Maybe ill throw my VR glasses in the bin one day when i dont soon get used to that serious motion sicknes i am experiencing. So ill wait a bit in any case.
Anyway, thanks i appreciate your advice.Sep 23, 2017 at 7:34am #167216HikariParticipant
Multiplatform games on Xbox Scorpio and PS4 Remaster are heavily bottlenecked by CPU, so I believe game devs are gonna do extra work to optimize for CPU.
CPU serial performance is always better used and more expensive to get. If you can, always choose better serial performance – which doesn’t mean higher clock when comparing different microarchitectures – over more cores.
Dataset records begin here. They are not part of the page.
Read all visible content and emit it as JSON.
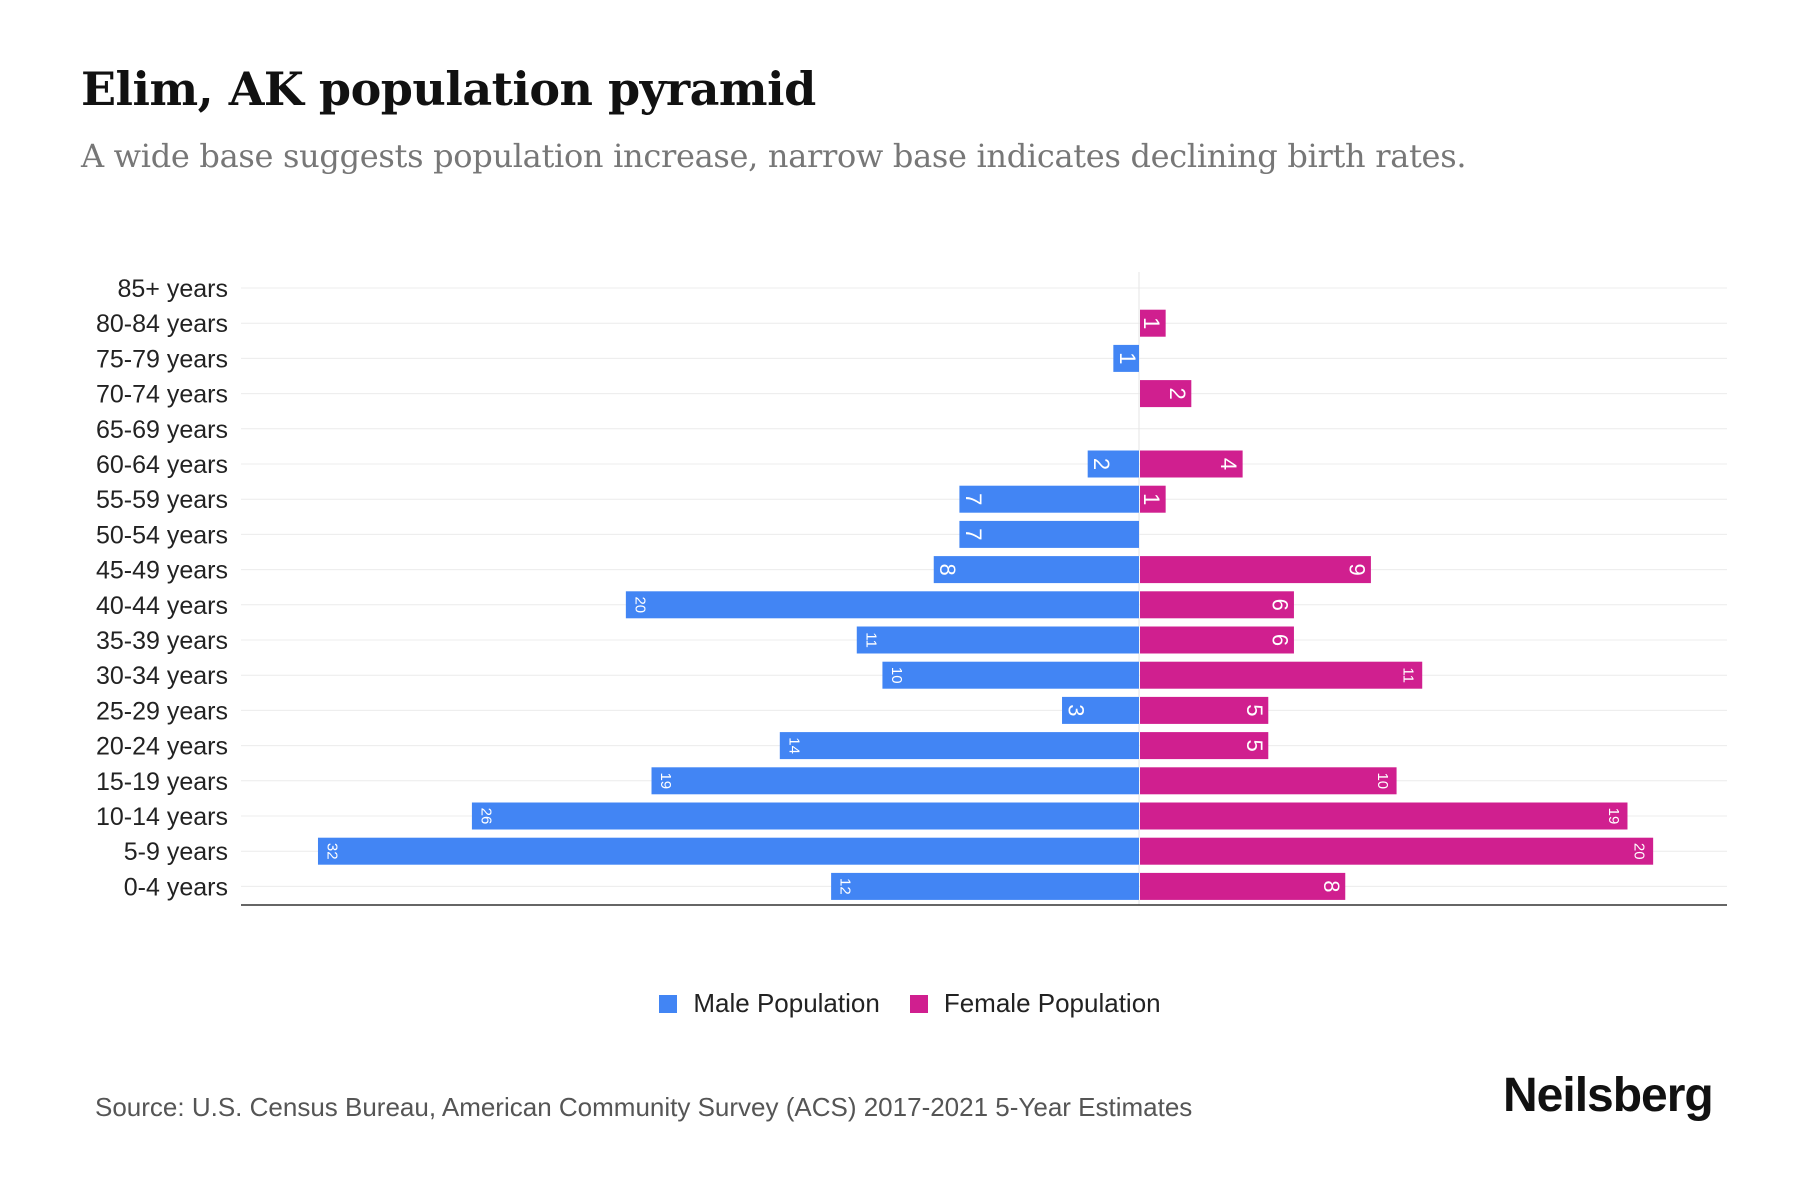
{
  "title": "Elim, AK population pyramid",
  "subtitle": "A wide base suggests population increase, narrow base indicates declining birth rates.",
  "source": "Source: U.S. Census Bureau, American Community Survey (ACS) 2017-2021 5-Year Estimates",
  "logo": "Neilsberg",
  "colors": {
    "male": "#4285f4",
    "female": "#d01f8f"
  },
  "chart_data": {
    "type": "bar",
    "orientation": "horizontal-pyramid",
    "title": "Elim, AK population pyramid",
    "categories": [
      "85+ years",
      "80-84 years",
      "75-79 years",
      "70-74 years",
      "65-69 years",
      "60-64 years",
      "55-59 years",
      "50-54 years",
      "45-49 years",
      "40-44 years",
      "35-39 years",
      "30-34 years",
      "25-29 years",
      "20-24 years",
      "15-19 years",
      "10-14 years",
      "5-9 years",
      "0-4 years"
    ],
    "series": [
      {
        "name": "Male Population",
        "values": [
          0,
          0,
          1,
          0,
          0,
          2,
          7,
          7,
          8,
          20,
          11,
          10,
          3,
          14,
          19,
          26,
          32,
          12
        ]
      },
      {
        "name": "Female Population",
        "values": [
          0,
          1,
          0,
          2,
          0,
          4,
          1,
          0,
          9,
          6,
          6,
          11,
          5,
          5,
          10,
          19,
          20,
          8
        ]
      }
    ],
    "xlim": [
      -35,
      23
    ],
    "grid": true,
    "legend": "bottom-center"
  }
}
Core affinity is rarely worth anything. If you wanna try, Process Lasso has some neat features for that. But yes, OS task scheduler does the job just fine. Only situation I see its worth is if you have 4 cores (6 cores doesn’t need it anymore, 2 cores is too few) and a few no important processes eating 5-15% of a core each. Instead of having them split among cores and competing with more important processes, you can just set them all to the same CPU and leave the other 3 free.